Выбрать главу

— Ну что ты, отец! Не говори так.

— Да, перед ней я готов на колени. Но перед ним, Ивкиным, — никогда! Даже ради тебя, сынок. Передай это Тоне.

В телефонной трубке что-то прошелестело, и женский голос сказал, что время их разговора уже истекло.

— Сынок, ты скажи ей об этом!

— Папа, ты не волнуйся! Я завтра увижу ее и все передам. Ты слышишь, я все передам! Ты слышишь меня?

Отец уже не ответил, и Баженов не знал, успел ли отец услышать о том, что завтра он, сын, непременно увидит Тоню и все ей передаст: в эту минуту Баженов и сам в это верил…

Однако ни завтра, ни через неделю он ее не увидел и ничего ей не передал: Тоня была больна.

Каждый вечер после работы он шел в ее переулок, к ее дому, и стоял под окном. Свет в ее комнате, у постели, был по-прежнему затемнен: Тоня лежала там в полумраке. Подняться по лестнице и позвонить у знакомой двери он не решался, знал, что Илья Николаевич ему не откроет, а снова ссориться с ним не хотел. И часами простаивал около дома, курил, замерзал, и все ждал, что вот вдруг Тоня сама подойдет к окну и увидит его; это была его единственная надежда.

Но за все вечера Тоня ни разу не подошла и не откинула штору. Она даже не знала, как близко к ней, у порога, стоит человек, которого Тоня, может быть, все еще ждет.

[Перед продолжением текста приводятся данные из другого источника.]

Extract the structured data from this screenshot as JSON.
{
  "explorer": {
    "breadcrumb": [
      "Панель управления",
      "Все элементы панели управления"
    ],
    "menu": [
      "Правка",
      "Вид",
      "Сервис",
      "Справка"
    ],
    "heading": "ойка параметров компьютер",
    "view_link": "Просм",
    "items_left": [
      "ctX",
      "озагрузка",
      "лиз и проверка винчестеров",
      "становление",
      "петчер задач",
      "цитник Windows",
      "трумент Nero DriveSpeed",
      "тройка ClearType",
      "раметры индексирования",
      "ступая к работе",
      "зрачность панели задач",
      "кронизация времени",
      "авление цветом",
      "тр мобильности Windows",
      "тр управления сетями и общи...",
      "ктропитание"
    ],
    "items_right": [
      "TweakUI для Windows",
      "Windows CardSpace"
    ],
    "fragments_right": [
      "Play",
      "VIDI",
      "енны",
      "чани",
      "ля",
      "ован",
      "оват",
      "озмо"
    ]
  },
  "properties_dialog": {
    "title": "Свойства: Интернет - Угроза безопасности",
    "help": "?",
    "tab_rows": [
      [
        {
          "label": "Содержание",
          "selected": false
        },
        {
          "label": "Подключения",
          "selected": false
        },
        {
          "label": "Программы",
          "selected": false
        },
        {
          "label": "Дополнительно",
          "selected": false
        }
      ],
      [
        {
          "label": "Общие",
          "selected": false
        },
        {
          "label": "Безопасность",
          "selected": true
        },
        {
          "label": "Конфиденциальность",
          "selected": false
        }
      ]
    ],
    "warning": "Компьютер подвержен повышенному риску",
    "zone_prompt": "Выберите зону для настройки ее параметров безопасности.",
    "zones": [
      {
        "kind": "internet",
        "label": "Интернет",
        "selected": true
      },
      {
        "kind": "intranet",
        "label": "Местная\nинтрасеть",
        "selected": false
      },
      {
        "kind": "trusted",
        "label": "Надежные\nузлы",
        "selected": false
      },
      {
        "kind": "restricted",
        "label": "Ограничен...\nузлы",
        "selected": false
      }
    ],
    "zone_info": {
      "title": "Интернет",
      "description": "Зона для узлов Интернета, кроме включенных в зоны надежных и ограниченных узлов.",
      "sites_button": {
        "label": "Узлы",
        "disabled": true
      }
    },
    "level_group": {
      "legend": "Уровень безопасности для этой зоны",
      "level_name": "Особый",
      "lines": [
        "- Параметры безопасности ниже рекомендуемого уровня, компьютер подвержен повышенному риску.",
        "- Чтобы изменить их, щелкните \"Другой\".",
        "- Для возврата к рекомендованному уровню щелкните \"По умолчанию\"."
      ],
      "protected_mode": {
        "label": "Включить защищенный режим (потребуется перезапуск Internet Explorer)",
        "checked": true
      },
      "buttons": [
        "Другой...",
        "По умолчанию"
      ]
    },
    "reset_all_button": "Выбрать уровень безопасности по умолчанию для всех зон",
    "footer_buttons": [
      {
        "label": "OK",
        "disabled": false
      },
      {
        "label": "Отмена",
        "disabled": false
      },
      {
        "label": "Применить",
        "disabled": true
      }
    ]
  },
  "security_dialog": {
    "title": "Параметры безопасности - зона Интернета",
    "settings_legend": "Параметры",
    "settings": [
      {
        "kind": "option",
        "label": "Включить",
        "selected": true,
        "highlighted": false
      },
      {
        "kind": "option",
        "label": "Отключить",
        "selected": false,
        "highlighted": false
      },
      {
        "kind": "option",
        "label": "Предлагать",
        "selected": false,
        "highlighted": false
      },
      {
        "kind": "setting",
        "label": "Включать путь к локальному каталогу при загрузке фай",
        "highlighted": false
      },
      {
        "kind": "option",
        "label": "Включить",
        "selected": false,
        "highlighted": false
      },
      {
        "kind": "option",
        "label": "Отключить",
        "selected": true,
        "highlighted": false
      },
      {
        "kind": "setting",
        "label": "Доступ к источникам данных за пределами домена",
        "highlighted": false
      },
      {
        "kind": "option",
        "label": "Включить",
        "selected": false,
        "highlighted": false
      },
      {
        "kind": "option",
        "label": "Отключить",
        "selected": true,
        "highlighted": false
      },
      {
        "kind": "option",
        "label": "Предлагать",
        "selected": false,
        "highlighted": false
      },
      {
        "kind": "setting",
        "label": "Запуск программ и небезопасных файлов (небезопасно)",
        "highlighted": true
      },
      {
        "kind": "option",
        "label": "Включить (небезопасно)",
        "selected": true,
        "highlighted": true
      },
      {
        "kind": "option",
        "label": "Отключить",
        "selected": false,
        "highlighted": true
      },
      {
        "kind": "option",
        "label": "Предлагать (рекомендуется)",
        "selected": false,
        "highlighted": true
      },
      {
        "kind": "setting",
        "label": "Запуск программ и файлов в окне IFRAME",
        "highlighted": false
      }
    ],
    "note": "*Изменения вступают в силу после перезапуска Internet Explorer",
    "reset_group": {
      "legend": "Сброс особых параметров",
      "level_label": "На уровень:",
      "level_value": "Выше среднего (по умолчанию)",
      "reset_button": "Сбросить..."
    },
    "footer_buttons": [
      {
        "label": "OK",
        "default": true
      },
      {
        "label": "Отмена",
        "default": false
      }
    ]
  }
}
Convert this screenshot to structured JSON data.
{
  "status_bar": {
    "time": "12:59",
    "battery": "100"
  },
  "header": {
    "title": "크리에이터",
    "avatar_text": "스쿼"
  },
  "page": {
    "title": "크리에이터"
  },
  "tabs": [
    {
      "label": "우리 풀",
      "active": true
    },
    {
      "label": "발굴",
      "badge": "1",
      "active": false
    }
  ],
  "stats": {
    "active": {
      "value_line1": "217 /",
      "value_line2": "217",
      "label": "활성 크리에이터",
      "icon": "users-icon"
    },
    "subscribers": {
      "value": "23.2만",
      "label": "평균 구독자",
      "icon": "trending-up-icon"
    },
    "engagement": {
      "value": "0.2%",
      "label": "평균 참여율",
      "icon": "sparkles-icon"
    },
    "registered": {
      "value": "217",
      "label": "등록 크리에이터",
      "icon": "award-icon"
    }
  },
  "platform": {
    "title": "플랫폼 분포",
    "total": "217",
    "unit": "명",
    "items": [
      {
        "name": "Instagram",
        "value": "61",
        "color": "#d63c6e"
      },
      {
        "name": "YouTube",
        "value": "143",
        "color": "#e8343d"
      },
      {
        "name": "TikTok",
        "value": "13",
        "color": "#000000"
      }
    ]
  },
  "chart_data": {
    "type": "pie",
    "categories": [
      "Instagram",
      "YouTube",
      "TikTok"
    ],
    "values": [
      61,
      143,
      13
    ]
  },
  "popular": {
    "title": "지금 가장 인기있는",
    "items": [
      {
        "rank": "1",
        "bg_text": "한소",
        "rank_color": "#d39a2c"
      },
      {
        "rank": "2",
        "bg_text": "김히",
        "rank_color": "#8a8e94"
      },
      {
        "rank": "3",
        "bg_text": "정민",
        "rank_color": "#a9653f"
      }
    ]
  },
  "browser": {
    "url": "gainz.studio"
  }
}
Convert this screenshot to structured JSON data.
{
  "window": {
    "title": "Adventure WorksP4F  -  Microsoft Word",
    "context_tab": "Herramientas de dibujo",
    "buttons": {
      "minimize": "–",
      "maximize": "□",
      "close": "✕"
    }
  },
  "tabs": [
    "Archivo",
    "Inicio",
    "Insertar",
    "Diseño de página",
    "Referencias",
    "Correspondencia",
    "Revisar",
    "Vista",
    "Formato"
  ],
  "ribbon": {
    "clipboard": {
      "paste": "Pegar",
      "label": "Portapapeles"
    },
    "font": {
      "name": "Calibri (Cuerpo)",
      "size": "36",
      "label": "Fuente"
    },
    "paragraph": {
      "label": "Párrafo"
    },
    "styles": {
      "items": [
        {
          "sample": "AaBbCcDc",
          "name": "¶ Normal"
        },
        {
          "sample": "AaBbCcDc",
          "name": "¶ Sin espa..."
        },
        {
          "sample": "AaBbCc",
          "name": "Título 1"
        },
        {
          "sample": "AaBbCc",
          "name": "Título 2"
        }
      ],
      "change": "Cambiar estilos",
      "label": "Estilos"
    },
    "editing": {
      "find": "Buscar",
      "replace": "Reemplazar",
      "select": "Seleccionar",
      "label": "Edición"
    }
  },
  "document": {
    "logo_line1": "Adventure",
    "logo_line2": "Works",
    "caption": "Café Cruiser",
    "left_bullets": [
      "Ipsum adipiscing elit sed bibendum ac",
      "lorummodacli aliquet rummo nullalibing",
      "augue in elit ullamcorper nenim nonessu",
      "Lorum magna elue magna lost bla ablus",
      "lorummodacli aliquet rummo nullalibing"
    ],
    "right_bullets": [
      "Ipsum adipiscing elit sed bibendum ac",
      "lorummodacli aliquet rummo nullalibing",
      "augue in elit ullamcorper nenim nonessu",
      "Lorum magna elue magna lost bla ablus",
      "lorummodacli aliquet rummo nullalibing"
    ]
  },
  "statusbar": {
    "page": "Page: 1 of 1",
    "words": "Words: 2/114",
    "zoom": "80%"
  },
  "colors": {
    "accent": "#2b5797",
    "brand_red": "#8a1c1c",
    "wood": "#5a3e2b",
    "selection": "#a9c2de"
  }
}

Зато отец ее это знал. Он то и дело появлялся в окне и смотрел на Баженова, ожидая, что тот не вынесет его осуждающих взглядов и уйдет наконец. А Баженов надеялся, что первым не выдержит Тонин отец, окликнет его, впустит в дом и позволит увидеться с дочерью, — и не только увидеться, но и побыть с ней, поговорить наедине.

Увы, с каждым вечером, проведенным у Тониного окна, надежда эта слабела: Илья Николаевич был неуступчив. И однажды он показался в освещенном окне не один, а с молодым человеком, в котором Баженов узнал того самого Васю: «Уж лучше Вася, чем ты». Они говорили о чем-то, смеясь, и курили, пуская дым в открытую форточку. И было ясно, что Илья Николаевич не без умысла подвел этого Васю к окну, под которым внизу, на заснеженной мостовой, одиноко стоял Баженов: Илья Николаевич давал Баженову убедительный и наглядный урок.

Потом этот Вася отошел от окна и исчез в глубине квартиры, наверное в комнате Тони, а Илья Николаевич очень плотно зашторил окно, не оставив Баженову ни щелочки света, ни малейшей надежды. И что там было у них, Баженов уже не видел.

Тогда он ушел домой и несколько дней подряд, ломая и сдерживая себя, не появлялся у Тониного окна.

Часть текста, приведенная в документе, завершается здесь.